The journalist Rosamma Thomas’s story critiquing the Pradhan Mantri Fasal Bima Yojana, the Modi government’s crop insurance scheme, was published in the Times of India’s Jaipur edition on 14 September 2017. The report stated, “As per government data, Rs 125.63 crore was levied from Hanumangarh alone as premium during the the kharif season last year. The claims, meanwhile, came to only Rs 8.71 crore and benefited 7,000 farmers of the 1.37 lakh farmers insured.” Within hours of publishing, the story was taken down from the news publication’s website, according to The Wire.

Thomas told The Wire that she was asked to remove the word “fraud,” which was not originally part of the copy that she had filed. “We were not happy with the introduction in the story,” Kunal Majumder, the Times of India’s resident editor for Jaipur, told The Wire. A translated version of the story is available—without Thomas’s byline—on the Navbharat Times, a sister publication of the Times of India.

7. “Amit Shah’s assets grew by 300% in five years.”
Times of India (July 2017)

On 29 July 2017, the Times of India’s Ahmedabad edition reported a 300-percent increase in Amit Shah’s assets from 2012 till 2017. The report also featured the increase of wealth of three other politicians—Balwant Singh Rajput and Smriti Irani from the BJP, and Ahmed Patel from the Congress. According to The Wire, the story was removed from the website within hours of being published, The Times of India’s sister publications, the Navbharat Times and the Economic Times, both published the stories and subsequently removed them.

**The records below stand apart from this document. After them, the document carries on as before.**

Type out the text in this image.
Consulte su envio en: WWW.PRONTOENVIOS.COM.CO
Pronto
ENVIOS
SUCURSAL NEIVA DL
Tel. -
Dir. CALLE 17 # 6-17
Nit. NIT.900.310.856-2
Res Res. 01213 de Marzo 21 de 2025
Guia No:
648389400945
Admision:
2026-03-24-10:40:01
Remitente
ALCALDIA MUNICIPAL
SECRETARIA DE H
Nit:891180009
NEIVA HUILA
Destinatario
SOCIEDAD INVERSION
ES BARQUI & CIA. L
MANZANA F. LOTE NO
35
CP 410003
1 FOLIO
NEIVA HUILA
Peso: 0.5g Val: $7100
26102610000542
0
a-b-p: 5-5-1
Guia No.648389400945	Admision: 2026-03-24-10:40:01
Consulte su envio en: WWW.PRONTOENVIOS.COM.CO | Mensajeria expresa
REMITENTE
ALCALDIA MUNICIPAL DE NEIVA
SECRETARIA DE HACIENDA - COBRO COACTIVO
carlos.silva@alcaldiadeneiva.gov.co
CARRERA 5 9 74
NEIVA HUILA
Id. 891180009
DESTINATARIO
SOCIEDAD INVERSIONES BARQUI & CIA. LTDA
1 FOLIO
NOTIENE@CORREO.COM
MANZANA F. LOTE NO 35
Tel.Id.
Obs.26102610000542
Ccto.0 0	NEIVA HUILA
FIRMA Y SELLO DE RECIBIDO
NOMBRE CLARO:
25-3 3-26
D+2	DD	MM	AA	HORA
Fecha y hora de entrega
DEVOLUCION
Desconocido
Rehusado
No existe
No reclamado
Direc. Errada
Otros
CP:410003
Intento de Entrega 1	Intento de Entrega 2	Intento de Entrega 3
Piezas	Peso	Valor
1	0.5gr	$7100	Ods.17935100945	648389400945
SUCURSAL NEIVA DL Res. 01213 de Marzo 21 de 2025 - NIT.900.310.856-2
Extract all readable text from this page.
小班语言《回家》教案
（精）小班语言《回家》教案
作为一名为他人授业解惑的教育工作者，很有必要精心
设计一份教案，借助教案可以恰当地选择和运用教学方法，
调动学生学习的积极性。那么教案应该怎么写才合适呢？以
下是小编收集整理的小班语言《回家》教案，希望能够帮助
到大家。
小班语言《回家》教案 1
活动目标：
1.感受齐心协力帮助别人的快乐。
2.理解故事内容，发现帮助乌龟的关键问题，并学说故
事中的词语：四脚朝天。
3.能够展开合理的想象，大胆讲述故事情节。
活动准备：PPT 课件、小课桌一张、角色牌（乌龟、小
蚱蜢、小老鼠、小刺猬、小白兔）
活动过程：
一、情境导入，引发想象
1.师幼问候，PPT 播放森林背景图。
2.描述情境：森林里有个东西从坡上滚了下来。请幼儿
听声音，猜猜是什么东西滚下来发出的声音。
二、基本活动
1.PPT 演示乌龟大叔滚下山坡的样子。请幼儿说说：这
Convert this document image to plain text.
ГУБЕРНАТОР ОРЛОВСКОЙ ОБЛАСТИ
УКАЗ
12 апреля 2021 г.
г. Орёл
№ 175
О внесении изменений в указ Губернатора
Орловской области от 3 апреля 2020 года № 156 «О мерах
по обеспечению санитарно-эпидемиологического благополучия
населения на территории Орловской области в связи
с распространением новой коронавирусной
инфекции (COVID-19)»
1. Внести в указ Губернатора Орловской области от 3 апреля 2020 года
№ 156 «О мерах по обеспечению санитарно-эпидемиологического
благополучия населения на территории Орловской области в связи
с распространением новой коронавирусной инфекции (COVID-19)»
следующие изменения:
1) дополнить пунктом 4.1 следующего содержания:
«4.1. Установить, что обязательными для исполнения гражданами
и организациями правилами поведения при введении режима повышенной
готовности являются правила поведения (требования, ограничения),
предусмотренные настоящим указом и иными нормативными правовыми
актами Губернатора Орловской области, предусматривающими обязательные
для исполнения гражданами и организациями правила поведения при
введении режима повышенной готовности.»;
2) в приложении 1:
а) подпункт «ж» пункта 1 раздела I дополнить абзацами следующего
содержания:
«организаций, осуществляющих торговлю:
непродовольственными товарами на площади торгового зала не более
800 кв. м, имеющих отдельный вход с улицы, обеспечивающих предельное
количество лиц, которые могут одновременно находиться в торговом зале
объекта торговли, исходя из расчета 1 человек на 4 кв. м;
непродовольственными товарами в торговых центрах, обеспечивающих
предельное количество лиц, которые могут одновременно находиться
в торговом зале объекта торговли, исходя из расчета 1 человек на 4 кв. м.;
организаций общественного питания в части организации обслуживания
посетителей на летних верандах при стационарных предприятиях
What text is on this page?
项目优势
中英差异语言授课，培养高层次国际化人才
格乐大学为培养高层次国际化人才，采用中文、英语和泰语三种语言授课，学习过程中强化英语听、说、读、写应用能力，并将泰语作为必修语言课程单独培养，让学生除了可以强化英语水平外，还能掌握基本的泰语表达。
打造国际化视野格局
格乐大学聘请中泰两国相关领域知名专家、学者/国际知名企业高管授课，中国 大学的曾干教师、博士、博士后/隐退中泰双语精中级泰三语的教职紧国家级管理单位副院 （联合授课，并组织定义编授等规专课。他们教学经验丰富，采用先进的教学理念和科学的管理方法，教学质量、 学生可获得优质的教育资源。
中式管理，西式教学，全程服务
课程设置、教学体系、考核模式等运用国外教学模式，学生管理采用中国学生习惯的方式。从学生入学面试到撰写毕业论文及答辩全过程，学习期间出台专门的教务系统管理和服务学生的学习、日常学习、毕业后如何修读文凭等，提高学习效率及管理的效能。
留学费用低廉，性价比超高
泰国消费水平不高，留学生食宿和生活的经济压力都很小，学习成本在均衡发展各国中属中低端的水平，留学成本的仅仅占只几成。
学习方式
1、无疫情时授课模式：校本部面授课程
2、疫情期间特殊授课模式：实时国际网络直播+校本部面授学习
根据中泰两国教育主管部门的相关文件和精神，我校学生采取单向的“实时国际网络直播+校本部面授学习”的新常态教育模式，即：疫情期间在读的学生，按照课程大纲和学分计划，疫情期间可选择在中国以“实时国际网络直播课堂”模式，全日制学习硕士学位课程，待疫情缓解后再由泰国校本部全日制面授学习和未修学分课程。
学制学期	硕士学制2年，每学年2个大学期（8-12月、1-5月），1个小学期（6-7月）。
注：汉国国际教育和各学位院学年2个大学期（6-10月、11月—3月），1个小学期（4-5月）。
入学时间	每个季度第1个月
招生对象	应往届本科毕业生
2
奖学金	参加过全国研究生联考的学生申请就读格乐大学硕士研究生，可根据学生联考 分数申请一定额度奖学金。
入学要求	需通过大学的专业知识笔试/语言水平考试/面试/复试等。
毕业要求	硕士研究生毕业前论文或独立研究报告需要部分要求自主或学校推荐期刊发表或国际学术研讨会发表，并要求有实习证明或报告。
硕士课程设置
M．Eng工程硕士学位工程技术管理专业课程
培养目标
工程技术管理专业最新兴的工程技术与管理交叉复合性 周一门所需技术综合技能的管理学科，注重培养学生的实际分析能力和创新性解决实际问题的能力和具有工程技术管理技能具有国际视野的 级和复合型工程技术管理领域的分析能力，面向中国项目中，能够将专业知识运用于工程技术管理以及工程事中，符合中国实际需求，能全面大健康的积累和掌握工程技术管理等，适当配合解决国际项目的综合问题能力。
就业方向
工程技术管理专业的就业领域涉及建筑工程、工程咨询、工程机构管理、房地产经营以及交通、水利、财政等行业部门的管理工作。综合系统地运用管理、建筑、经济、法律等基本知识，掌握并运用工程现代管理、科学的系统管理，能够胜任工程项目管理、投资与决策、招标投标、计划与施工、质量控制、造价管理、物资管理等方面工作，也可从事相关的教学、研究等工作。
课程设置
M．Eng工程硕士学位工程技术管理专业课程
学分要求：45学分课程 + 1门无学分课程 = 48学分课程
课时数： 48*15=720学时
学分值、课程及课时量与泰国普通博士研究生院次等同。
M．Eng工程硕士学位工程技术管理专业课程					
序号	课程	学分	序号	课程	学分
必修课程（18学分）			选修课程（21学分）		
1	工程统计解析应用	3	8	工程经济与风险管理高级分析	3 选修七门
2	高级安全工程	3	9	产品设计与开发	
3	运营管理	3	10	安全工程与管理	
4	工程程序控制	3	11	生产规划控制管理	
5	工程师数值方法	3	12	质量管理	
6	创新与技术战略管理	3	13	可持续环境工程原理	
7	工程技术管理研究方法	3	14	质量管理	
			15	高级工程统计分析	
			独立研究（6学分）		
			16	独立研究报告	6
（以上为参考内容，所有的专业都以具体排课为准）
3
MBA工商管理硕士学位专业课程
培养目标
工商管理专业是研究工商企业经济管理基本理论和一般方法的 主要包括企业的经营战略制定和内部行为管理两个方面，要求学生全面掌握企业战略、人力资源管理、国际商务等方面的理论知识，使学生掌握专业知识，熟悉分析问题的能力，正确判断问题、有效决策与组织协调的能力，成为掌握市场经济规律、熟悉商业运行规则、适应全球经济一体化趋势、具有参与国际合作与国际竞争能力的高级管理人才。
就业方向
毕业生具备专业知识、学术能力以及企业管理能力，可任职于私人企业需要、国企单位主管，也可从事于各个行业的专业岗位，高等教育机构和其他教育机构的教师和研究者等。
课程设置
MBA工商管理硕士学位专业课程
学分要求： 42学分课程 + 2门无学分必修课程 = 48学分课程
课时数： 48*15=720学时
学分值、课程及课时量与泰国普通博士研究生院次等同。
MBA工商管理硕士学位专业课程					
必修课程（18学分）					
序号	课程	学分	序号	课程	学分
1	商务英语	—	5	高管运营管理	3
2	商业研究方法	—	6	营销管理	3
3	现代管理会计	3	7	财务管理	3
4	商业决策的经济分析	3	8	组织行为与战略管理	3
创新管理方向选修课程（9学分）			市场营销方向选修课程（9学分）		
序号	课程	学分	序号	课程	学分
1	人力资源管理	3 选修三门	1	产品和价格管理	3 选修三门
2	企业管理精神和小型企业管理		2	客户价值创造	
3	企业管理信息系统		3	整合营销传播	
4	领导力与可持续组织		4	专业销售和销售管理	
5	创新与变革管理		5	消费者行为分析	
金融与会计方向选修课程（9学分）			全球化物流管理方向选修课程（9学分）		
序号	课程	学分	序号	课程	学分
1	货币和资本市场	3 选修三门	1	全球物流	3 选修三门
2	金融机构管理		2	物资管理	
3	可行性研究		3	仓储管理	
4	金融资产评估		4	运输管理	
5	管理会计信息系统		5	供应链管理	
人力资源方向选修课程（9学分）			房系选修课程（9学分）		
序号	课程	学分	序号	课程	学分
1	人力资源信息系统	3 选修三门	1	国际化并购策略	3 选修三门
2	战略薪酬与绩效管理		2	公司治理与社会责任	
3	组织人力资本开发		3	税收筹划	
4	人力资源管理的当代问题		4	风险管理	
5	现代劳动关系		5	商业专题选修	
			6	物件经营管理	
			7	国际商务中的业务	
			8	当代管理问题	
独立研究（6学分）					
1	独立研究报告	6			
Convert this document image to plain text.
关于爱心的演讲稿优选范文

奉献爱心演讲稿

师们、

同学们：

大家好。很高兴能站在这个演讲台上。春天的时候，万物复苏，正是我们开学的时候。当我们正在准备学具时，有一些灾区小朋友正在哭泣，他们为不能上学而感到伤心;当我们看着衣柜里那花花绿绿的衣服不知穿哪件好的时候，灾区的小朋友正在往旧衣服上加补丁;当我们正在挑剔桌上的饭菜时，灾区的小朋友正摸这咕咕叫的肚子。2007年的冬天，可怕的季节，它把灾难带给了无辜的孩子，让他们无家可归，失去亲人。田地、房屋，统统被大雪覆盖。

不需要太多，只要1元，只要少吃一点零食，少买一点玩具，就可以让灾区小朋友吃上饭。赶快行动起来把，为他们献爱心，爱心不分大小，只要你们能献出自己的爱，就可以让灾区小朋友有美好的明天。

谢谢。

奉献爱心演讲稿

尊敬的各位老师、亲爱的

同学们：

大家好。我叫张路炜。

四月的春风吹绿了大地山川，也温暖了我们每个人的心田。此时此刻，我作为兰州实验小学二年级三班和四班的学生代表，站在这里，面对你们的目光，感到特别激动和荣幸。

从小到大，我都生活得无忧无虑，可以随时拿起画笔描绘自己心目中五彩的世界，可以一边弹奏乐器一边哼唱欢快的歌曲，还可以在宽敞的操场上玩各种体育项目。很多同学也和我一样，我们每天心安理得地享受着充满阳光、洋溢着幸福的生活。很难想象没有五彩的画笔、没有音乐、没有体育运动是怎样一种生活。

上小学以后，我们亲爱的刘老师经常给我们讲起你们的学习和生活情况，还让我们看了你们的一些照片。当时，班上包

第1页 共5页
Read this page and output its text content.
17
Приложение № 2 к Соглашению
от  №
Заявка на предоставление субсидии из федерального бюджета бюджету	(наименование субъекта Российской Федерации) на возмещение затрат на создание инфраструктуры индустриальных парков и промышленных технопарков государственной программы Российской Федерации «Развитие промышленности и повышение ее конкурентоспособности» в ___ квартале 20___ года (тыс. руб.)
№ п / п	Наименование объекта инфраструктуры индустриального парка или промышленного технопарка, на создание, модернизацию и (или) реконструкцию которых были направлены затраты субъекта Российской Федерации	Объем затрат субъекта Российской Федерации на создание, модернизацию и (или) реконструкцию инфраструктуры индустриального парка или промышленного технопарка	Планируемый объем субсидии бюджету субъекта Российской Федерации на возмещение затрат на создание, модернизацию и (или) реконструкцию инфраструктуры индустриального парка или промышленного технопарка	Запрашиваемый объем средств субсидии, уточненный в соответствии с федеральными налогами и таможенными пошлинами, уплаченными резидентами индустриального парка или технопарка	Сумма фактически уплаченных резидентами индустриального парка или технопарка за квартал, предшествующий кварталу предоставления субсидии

8. “Modi Government’s Rs 500-Crore Bonanza to the Adani Group”
Economic and Political Weekly(July 2017)

The Economic and Political Weekly, owned by the Sameeksha Trust, published an article examining whether the Adani conglomerate received an undue refund of nearly Rs 500 crore from the finance ministry under the Modi government in June 2017. Adani Power Limited then sent a letter to the EPW through its lawyers, asking for the article to be taken down. The story’s link now states that it “failed to meet the standards of EPWand did not go through the EPW editorial review process.” This resulted in the resignation of Paranjoy Guha Thakurta, one of the authors of the story and the editor of the EPW at the time.

9. “Threat from Modi’s nationalism behind India’s poor ranking in press freedom index.”
Times of India (April 2017)

In April 2017, The Times of India and the Economic Times removed their stories on the 2017 report by Reporters Without Borders, an international non-profit organisation on press freedom. According to Alt News, the stories referred to the RSF’s 2017 report which stated that in India, “With Hindu nationalists trying to purge all manifestations of ‘anti-national’ thought from the national debate, self-censorship is growing in the mainstream media.” Both the stories were taken down.

10. “GST, Land bill on hold: Modi may have to rethink Jaitley as finance minister”
Firstpost (July 2015)

On 20 July 2015, Firstpost published a piece by its editor-in-chief R Jagannathan criticising the Modi government’s finance policies. In it, he called the finance minister Arun Jaitley an “underperformer” and said that the “finance ministry has repeatedly goofed up.” In an earlier report published in The Caravan, about censorship at Firstpost, Lakshmi Chaudhry, the former executive editor and co-founder of Firstpost, is quoted stating that “a diktat was issued in that meeting that from now on there will be no criticism of certain political leaders. The decision to pull the piece on Jaitley was a part of the same conversation.” Chaudhary subsequently quit the organisation.